Kale is a cool season crop that loves frost, and if established in late summer to autumn, the plants will continue to grow through winter. In cooler regions it can also do well if sown in early spring. Kale planted in late summer or early fall may sulk through spells of hot weather. Then, when conditions get colder the plants will take off, quickly multiplying in size. Kale prefers full sun but will tolerate semi-shade.
It grows so quickly that you can start harvesting from about 8 to 10 weeks after sowing. The outer leaves can be harvested as required or the whole plant harvested at once. If you harvest as needed, as the plants mature they will start to resemble small palm trees with stems and clusters of leaves on top.
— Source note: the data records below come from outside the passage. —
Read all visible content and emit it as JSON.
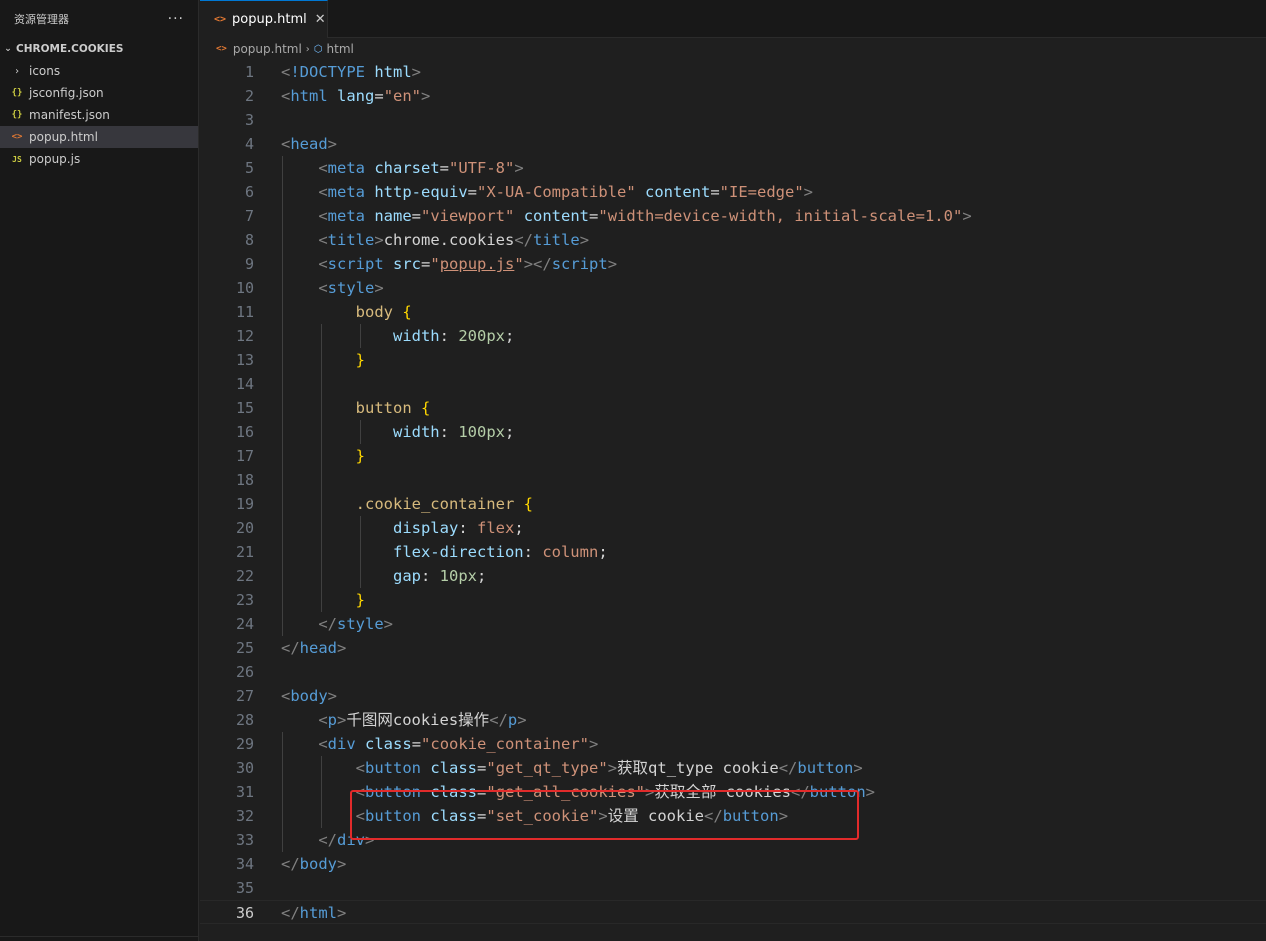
{
  "explorer": {
    "title": "资源管理器",
    "more": "···",
    "folder": "CHROME.COOKIES",
    "items": [
      {
        "icon": "chevron-right-icon",
        "glyph": "›",
        "label": "icons"
      },
      {
        "icon": "json-file-icon",
        "glyph": "{}",
        "label": "jsconfig.json"
      },
      {
        "icon": "json-file-icon",
        "glyph": "{}",
        "label": "manifest.json"
      },
      {
        "icon": "html-file-icon",
        "glyph": "<>",
        "label": "popup.html",
        "active": true
      },
      {
        "icon": "js-file-icon",
        "glyph": "JS",
        "label": "popup.js"
      }
    ]
  },
  "tab": {
    "label": "popup.html",
    "icon": "<>",
    "close": "✕"
  },
  "breadcrumb": {
    "file": "popup.html",
    "sep": "›",
    "symbol": "html"
  },
  "editor": {
    "current_line": 36,
    "line_numbers": [
      "1",
      "2",
      "3",
      "4",
      "5",
      "6",
      "7",
      "8",
      "9",
      "10",
      "11",
      "12",
      "13",
      "14",
      "15",
      "16",
      "17",
      "18",
      "19",
      "20",
      "21",
      "22",
      "23",
      "24",
      "25",
      "26",
      "27",
      "28",
      "29",
      "30",
      "31",
      "32",
      "33",
      "34",
      "35",
      "36"
    ],
    "lines": [
      [
        [
          "br",
          "<"
        ],
        [
          "tag",
          "!DOCTYPE"
        ],
        [
          "txt",
          " "
        ],
        [
          "attr",
          "html"
        ],
        [
          "br",
          ">"
        ]
      ],
      [
        [
          "br",
          "<"
        ],
        [
          "tag",
          "html"
        ],
        [
          "txt",
          " "
        ],
        [
          "attr",
          "lang"
        ],
        [
          "punc",
          "="
        ],
        [
          "str",
          "\"en\""
        ],
        [
          "br",
          ">"
        ]
      ],
      [],
      [
        [
          "br",
          "<"
        ],
        [
          "tag",
          "head"
        ],
        [
          "br",
          ">"
        ]
      ],
      [
        [
          "txt",
          "    "
        ],
        [
          "br",
          "<"
        ],
        [
          "tag",
          "meta"
        ],
        [
          "txt",
          " "
        ],
        [
          "attr",
          "charset"
        ],
        [
          "punc",
          "="
        ],
        [
          "str",
          "\"UTF-8\""
        ],
        [
          "br",
          ">"
        ]
      ],
      [
        [
          "txt",
          "    "
        ],
        [
          "br",
          "<"
        ],
        [
          "tag",
          "meta"
        ],
        [
          "txt",
          " "
        ],
        [
          "attr",
          "http-equiv"
        ],
        [
          "punc",
          "="
        ],
        [
          "str",
          "\"X-UA-Compatible\""
        ],
        [
          "txt",
          " "
        ],
        [
          "attr",
          "content"
        ],
        [
          "punc",
          "="
        ],
        [
          "str",
          "\"IE=edge\""
        ],
        [
          "br",
          ">"
        ]
      ],
      [
        [
          "txt",
          "    "
        ],
        [
          "br",
          "<"
        ],
        [
          "tag",
          "meta"
        ],
        [
          "txt",
          " "
        ],
        [
          "attr",
          "name"
        ],
        [
          "punc",
          "="
        ],
        [
          "str",
          "\"viewport\""
        ],
        [
          "txt",
          " "
        ],
        [
          "attr",
          "content"
        ],
        [
          "punc",
          "="
        ],
        [
          "str",
          "\"width=device-width, initial-scale=1.0\""
        ],
        [
          "br",
          ">"
        ]
      ],
      [
        [
          "txt",
          "    "
        ],
        [
          "br",
          "<"
        ],
        [
          "tag",
          "title"
        ],
        [
          "br",
          ">"
        ],
        [
          "txt",
          "chrome.cookies"
        ],
        [
          "br",
          "</"
        ],
        [
          "tag",
          "title"
        ],
        [
          "br",
          ">"
        ]
      ],
      [
        [
          "txt",
          "    "
        ],
        [
          "br",
          "<"
        ],
        [
          "tag",
          "script"
        ],
        [
          "txt",
          " "
        ],
        [
          "attr",
          "src"
        ],
        [
          "punc",
          "="
        ],
        [
          "str",
          "\""
        ],
        [
          "link",
          "popup.js"
        ],
        [
          "str",
          "\""
        ],
        [
          "br",
          "></"
        ],
        [
          "tag",
          "script"
        ],
        [
          "br",
          ">"
        ]
      ],
      [
        [
          "txt",
          "    "
        ],
        [
          "br",
          "<"
        ],
        [
          "tag",
          "style"
        ],
        [
          "br",
          ">"
        ]
      ],
      [
        [
          "txt",
          "        "
        ],
        [
          "sel",
          "body"
        ],
        [
          "txt",
          " "
        ],
        [
          "brace",
          "{"
        ]
      ],
      [
        [
          "txt",
          "            "
        ],
        [
          "prop",
          "width"
        ],
        [
          "punc",
          ": "
        ],
        [
          "num",
          "200px"
        ],
        [
          "punc",
          ";"
        ]
      ],
      [
        [
          "txt",
          "        "
        ],
        [
          "brace",
          "}"
        ]
      ],
      [],
      [
        [
          "txt",
          "        "
        ],
        [
          "sel",
          "button"
        ],
        [
          "txt",
          " "
        ],
        [
          "brace",
          "{"
        ]
      ],
      [
        [
          "txt",
          "            "
        ],
        [
          "prop",
          "width"
        ],
        [
          "punc",
          ": "
        ],
        [
          "num",
          "100px"
        ],
        [
          "punc",
          ";"
        ]
      ],
      [
        [
          "txt",
          "        "
        ],
        [
          "brace",
          "}"
        ]
      ],
      [],
      [
        [
          "txt",
          "        "
        ],
        [
          "sel",
          ".cookie_container"
        ],
        [
          "txt",
          " "
        ],
        [
          "brace",
          "{"
        ]
      ],
      [
        [
          "txt",
          "            "
        ],
        [
          "prop",
          "display"
        ],
        [
          "punc",
          ": "
        ],
        [
          "val",
          "flex"
        ],
        [
          "punc",
          ";"
        ]
      ],
      [
        [
          "txt",
          "            "
        ],
        [
          "prop",
          "flex-direction"
        ],
        [
          "punc",
          ": "
        ],
        [
          "val",
          "column"
        ],
        [
          "punc",
          ";"
        ]
      ],
      [
        [
          "txt",
          "            "
        ],
        [
          "prop",
          "gap"
        ],
        [
          "punc",
          ": "
        ],
        [
          "num",
          "10px"
        ],
        [
          "punc",
          ";"
        ]
      ],
      [
        [
          "txt",
          "        "
        ],
        [
          "brace",
          "}"
        ]
      ],
      [
        [
          "txt",
          "    "
        ],
        [
          "br",
          "</"
        ],
        [
          "tag",
          "style"
        ],
        [
          "br",
          ">"
        ]
      ],
      [
        [
          "br",
          "</"
        ],
        [
          "tag",
          "head"
        ],
        [
          "br",
          ">"
        ]
      ],
      [],
      [
        [
          "br",
          "<"
        ],
        [
          "tag",
          "body"
        ],
        [
          "br",
          ">"
        ]
      ],
      [
        [
          "txt",
          "    "
        ],
        [
          "br",
          "<"
        ],
        [
          "tag",
          "p"
        ],
        [
          "br",
          ">"
        ],
        [
          "txt",
          "千图网cookies操作"
        ],
        [
          "br",
          "</"
        ],
        [
          "tag",
          "p"
        ],
        [
          "br",
          ">"
        ]
      ],
      [
        [
          "txt",
          "    "
        ],
        [
          "br",
          "<"
        ],
        [
          "tag",
          "div"
        ],
        [
          "txt",
          " "
        ],
        [
          "attr",
          "class"
        ],
        [
          "punc",
          "="
        ],
        [
          "str",
          "\"cookie_container\""
        ],
        [
          "br",
          ">"
        ]
      ],
      [
        [
          "txt",
          "        "
        ],
        [
          "br",
          "<"
        ],
        [
          "tag",
          "button"
        ],
        [
          "txt",
          " "
        ],
        [
          "attr",
          "class"
        ],
        [
          "punc",
          "="
        ],
        [
          "str",
          "\"get_qt_type\""
        ],
        [
          "br",
          ">"
        ],
        [
          "txt",
          "获取qt_type cookie"
        ],
        [
          "br",
          "</"
        ],
        [
          "tag",
          "button"
        ],
        [
          "br",
          ">"
        ]
      ],
      [
        [
          "txt",
          "        "
        ],
        [
          "br",
          "<"
        ],
        [
          "tag",
          "button"
        ],
        [
          "txt",
          " "
        ],
        [
          "attr",
          "class"
        ],
        [
          "punc",
          "="
        ],
        [
          "str",
          "\"get_all_cookies\""
        ],
        [
          "br",
          ">"
        ],
        [
          "txt",
          "获取全部 cookies"
        ],
        [
          "br",
          "</"
        ],
        [
          "tag",
          "button"
        ],
        [
          "br",
          ">"
        ]
      ],
      [
        [
          "txt",
          "        "
        ],
        [
          "br",
          "<"
        ],
        [
          "tag",
          "button"
        ],
        [
          "txt",
          " "
        ],
        [
          "attr",
          "class"
        ],
        [
          "punc",
          "="
        ],
        [
          "str",
          "\"set_cookie\""
        ],
        [
          "br",
          ">"
        ],
        [
          "txt",
          "设置 cookie"
        ],
        [
          "br",
          "</"
        ],
        [
          "tag",
          "button"
        ],
        [
          "br",
          ">"
        ]
      ],
      [
        [
          "txt",
          "    "
        ],
        [
          "br",
          "</"
        ],
        [
          "tag",
          "div"
        ],
        [
          "br",
          ">"
        ]
      ],
      [
        [
          "br",
          "</"
        ],
        [
          "tag",
          "body"
        ],
        [
          "br",
          ">"
        ]
      ],
      [],
      [
        [
          "br",
          "</"
        ],
        [
          "tag",
          "html"
        ],
        [
          "br",
          ">"
        ]
      ]
    ]
  }
}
Prepare the beds well in advance of sowing, adding compost, well-rotted manure and a dressing of organic 2:3:2. Kale prefers a pH of 6 to 7 and agricultural lime can be added to very acid soil. Seed is usually sown directly into the beds but can be raised in seedling trays and transplanted later. When sowing directly into beds sow the seeds in clumps or stations spaced about 30cm apart. When the seedlings are about 15cm tall, thin them out, leaving only the strongest plant. Kale is drought hardy once established but in order to produce good quality, flavoursome leaves, it requires plentiful and consistent moisture. Feed every three weeks with a balanced organic fertiliser that is high in nitrogen.

Propagation:

Being biennial, kale produces yellow flowers followed by elongated seedpods in its second year. Allow the seedpods to develop and dry on the plants to a tan colour before gathering them in a paper bag and breaking the pods open to collect the seeds. If stored in a cool, dry and dark place, kale seeds will store for up to three years. Be sure to work only with open-pollinated varieties when saving seeds, because hybrid varieties may not breed true from seed.

Pests & Diseases:

Kale grown in winter is generally a carefree crop, but as the weather warms up there are several insects that enjoy eating kale as much as people do. Watch out for velvety green cabbage worms chewing holes in the leaves.  Also, for outbreaks of grey-green cabbage aphids, which often gather in clusters within the folds of frilly kale leaves. Treat small problems by spraying with an insecticidal soap and pick off and discard badly infested leaves. Towards the end of the growing season colourful black-and-orange harlequin bugs may show up on kale plants. Rather than fight the harlequins, most gardeners harvest the remainder of the crop and prepare the beds for the following harvest.

Caution:

The information contained within this website is for educational purposes only, documenting the traditional uses of specific plants as recorded through history. Always seek advice from a medical practitioner before starting a home treatment programme.